On the flipside, if you eat a diet from a variety of regions, including those rich in selenium, you can generally get plenty of selenium from your diet, and thereby get the benefits of the mineral without risking an overdose. Some excellent food sources of selenium include (again, assuming they are grown in ideal soil conditions):

  • Brazil nuts (which average about 70-90 micrograms per nut)
  • Button mushrooms and shitake mushrooms
  • Eggs
  • Sunflower seeds
  • Mustard seeds

11 More Tips to Add to Your Cancer-Prevention Arsenal

Selenium has long been part of my guidelines to help avoid and treat cancer, particularly prostate and breast cancers, but this mineral is only part of my overall cancer prevention strategy. The natural strategies that follow will provide your body with the basic foundational elements necessary for disease and cancer prevention:

  1. Optimize your vitamin D levels. It's virtually impossible to discuss cancer prevention and treatment today without discussing vitamin D, as the scientific evidence of its anti-cancerous benefits is truly impressive.

    Theories linking vitamin D to certain cancers have been tested and confirmed in more than 200 epidemiological studies, and understanding of its physiological basis stems from more than 2,500 laboratory studies, according to epidemiologist Cedric Garland, DrPH, professor of family and preventive medicine at the UC San Diego School of Medicine.

    To find out the appropriate levels of vitamin D for cancer prevention and treatment, please watch my free one-hour vitamin D lecture.

  2. Control your insulin levels by limiting your intake of processed foods, fructose and sugars as much as possible.
  3. Get appropriate amounts of animal-based omega-3 fats, especially those from krill oil.
  4. Exercise. One of the primary reasons exercise works is that it drives your insulin levels down. Controlling insulin levels is one of the most powerful ways to reduce your cancer risks. Please carefully review the Peak Fitness Technique for more detailed information.

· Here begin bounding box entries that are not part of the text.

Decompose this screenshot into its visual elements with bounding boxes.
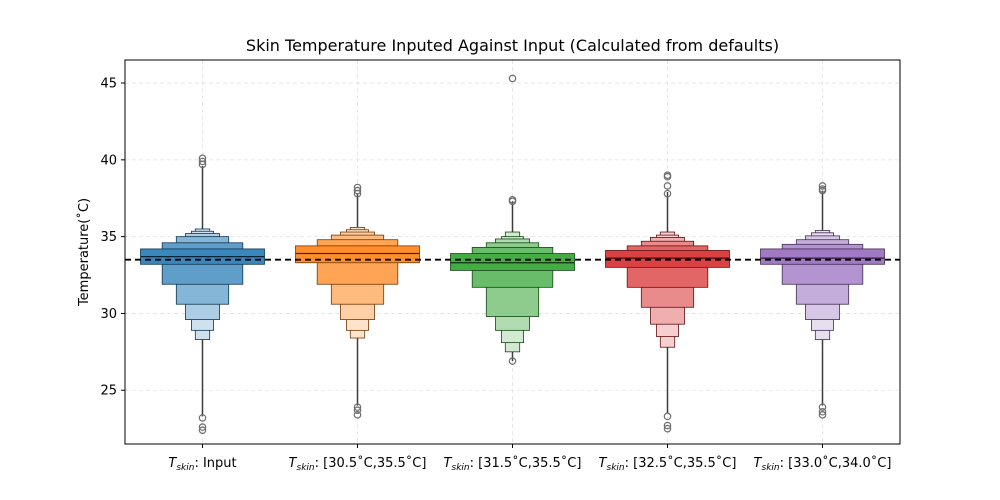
- x-tick-label: Tskin: [31.5˚C,35.5˚C]: [444, 455, 582, 473]
- boxen-level: [760, 248, 885, 265]
- y-tick-label: 35: [100, 230, 117, 245]
- outlier-point: [198, 154, 207, 163]
- outlier-point: [198, 426, 207, 434]
- outlier-point: [353, 186, 362, 195]
- boxen-level: [295, 245, 420, 264]
- outlier-point: [818, 411, 827, 419]
- outlier-point: [663, 182, 672, 190]
- outlier-point: [818, 403, 827, 411]
- outlier-point: [198, 423, 207, 431]
- y-tick-label: 45: [100, 77, 117, 92]
- x-axis: Tskin: Input Tskin: [30.5˚C,35.5˚C] Tskin:…: [168, 444, 891, 473]
- outlier-point: [198, 414, 207, 422]
- outlier-point: [198, 157, 207, 166]
- boxes-layer: [140, 74, 885, 434]
- outlier-point: [663, 171, 672, 180]
- y-axis: 25 30 35 40 45: [100, 77, 125, 399]
- y-tick-label: 30: [100, 307, 117, 322]
- outlier-point: [508, 195, 517, 204]
- y-axis-label: Temperature(˚C): [76, 198, 92, 307]
- outlier-point: [818, 407, 827, 416]
- outlier-point: [818, 182, 827, 190]
- boxen-group: [140, 154, 265, 434]
- boxen-group: [295, 183, 420, 419]
- chart-title: Skin Temperature Inputed Against Input (…: [246, 36, 779, 55]
- outlier-point: [353, 403, 362, 411]
- boxen-group: [450, 74, 575, 365]
- boxen-group: [760, 182, 885, 419]
- outlier-point: [353, 411, 362, 419]
- x-tick-label: Tskin: [32.5˚C,35.5˚C]: [599, 455, 737, 473]
- boxen-group: [605, 171, 730, 433]
- boxen-level: [450, 253, 575, 271]
- outlier-point: [353, 406, 362, 415]
- y-tick-label: 40: [100, 153, 117, 168]
- outlier-point: [818, 185, 827, 193]
- outlier-point: [353, 183, 362, 192]
- outlier-point: [663, 421, 672, 430]
- x-tick-label: Tskin: [30.5˚C,35.5˚C]: [289, 455, 427, 473]
- x-tick-label: Tskin: Input: [168, 456, 236, 473]
- outlier-point: [508, 74, 517, 83]
- outlier-point: [663, 189, 672, 198]
- outlier-point: [508, 357, 517, 365]
- outlier-point: [663, 412, 672, 421]
- y-tick-label: 25: [100, 384, 117, 399]
- x-tick-label: Tskin: [33.0˚C,34.0˚C]: [754, 455, 892, 473]
- outlier-point: [663, 424, 672, 433]
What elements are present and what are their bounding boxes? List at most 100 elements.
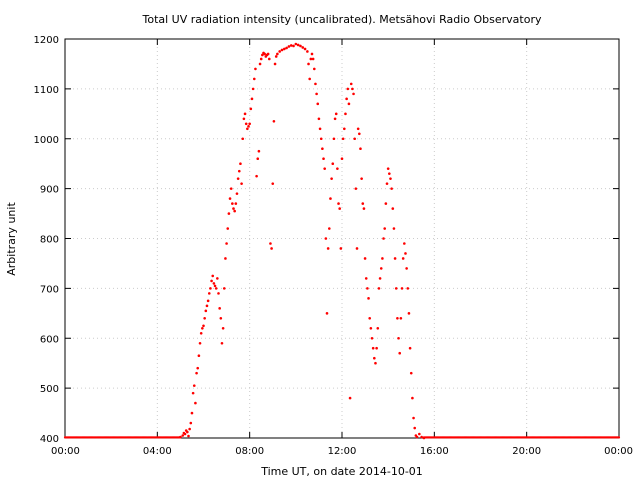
y-tick-label: 600 <box>40 334 59 345</box>
data-point <box>409 371 413 375</box>
data-point <box>386 167 390 170</box>
data-point <box>222 287 226 290</box>
y-tick-label: 500 <box>40 384 59 395</box>
data-point <box>255 174 258 178</box>
data-point <box>361 202 365 205</box>
data-point <box>360 177 363 180</box>
data-point <box>337 202 340 205</box>
data-point <box>367 297 370 300</box>
data-point <box>323 167 326 170</box>
data-point <box>389 177 392 180</box>
data-point <box>229 187 233 190</box>
data-points <box>63 42 621 440</box>
data-point <box>356 127 360 131</box>
data-point <box>334 112 338 116</box>
data-point <box>331 162 335 165</box>
data-point <box>415 435 419 439</box>
data-point <box>296 43 300 47</box>
data-point <box>321 147 324 151</box>
data-point <box>220 341 224 345</box>
data-point <box>418 432 421 436</box>
x-tick-label: 08:00 <box>235 446 264 457</box>
data-point <box>274 55 278 58</box>
data-point <box>197 354 201 358</box>
x-tick-label: 00:00 <box>51 446 80 457</box>
data-point <box>385 182 389 185</box>
data-point <box>241 137 245 141</box>
data-point <box>226 227 230 230</box>
data-point <box>292 44 295 48</box>
data-point <box>394 287 398 290</box>
y-axis-label: Arbitrary unit <box>5 202 18 276</box>
data-point <box>210 279 213 283</box>
data-point <box>339 247 343 250</box>
data-point <box>213 284 217 288</box>
data-point <box>249 107 253 111</box>
data-point <box>263 52 266 56</box>
data-point <box>246 127 249 131</box>
data-point <box>363 257 367 260</box>
data-point <box>362 207 366 210</box>
data-point <box>354 187 358 190</box>
data-point <box>280 48 284 52</box>
data-point <box>381 257 384 260</box>
data-point <box>314 82 317 86</box>
data-point <box>285 46 288 50</box>
data-point <box>413 426 417 430</box>
data-point <box>271 182 275 185</box>
data-point <box>231 202 234 205</box>
data-point <box>196 366 200 370</box>
data-point <box>407 312 411 315</box>
data-point <box>301 46 305 49</box>
data-point <box>242 117 246 121</box>
data-point <box>388 172 391 175</box>
axis-ticks: 400 500 600 700 800 900 1000 1100 1200 00:00 04:00… <box>34 35 633 457</box>
y-tick-label: 700 <box>40 284 59 295</box>
data-point <box>375 346 378 350</box>
data-point <box>299 44 302 48</box>
data-point <box>373 356 376 360</box>
data-point <box>374 361 377 365</box>
data-point <box>266 52 270 56</box>
data-point <box>371 346 375 350</box>
data-point <box>332 137 336 141</box>
data-point <box>399 317 403 320</box>
data-point <box>183 432 187 436</box>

    Exercise is also an important part of cancer treatment, as Harvard Medical School researchers found patients who exercise moderately -- 3-5 hours a week -- reduce their odds of dying from breast cancer by about half as compared to sedentary women.

  5. Have a tool to permanently erase the neurological short-circuiting that can activate cancer genes. Even the CDC states that 85 percent of disease is caused by emotions. It is likely that this factor may be more important than all the other physical ones listed here, so make sure this is addressed.

    My particular favorite tool for this purpose, as you may know, is the Emotional Freedom Technique (EFT).

  6. Only about 24 percent of people eat enough vegetables, so by all means eat as many vegetables as you are comfortable with. Ideally, they should be fresh and organic.

    However, please understand that, frequently, fresh conventionally grown vegetables are healthier than organic ones that are older and wilted in the grocery store. They are certainly better than no vegetables at all, so don't use that as an excuse. If you are a carb nutritional type you may need up to 300 percent more vegetables than a protein nutritional type.

  7. Eat according to your nutritional type. When we treat cancer patients in our clinic, this is in fact one of the most powerful anti-cancer strategies we have.
  8. Maintain an ideal body weight.
  9. Get enough high-quality sleep.
  10. Reduce your exposure to environmental toxins like pesticides, household chemical cleaners, synthetic air fresheners and air pollution.
  11. Boil, poach or steam your foods, rather than frying or charbroiling them. Better yet eat as many of your foods raw as you can.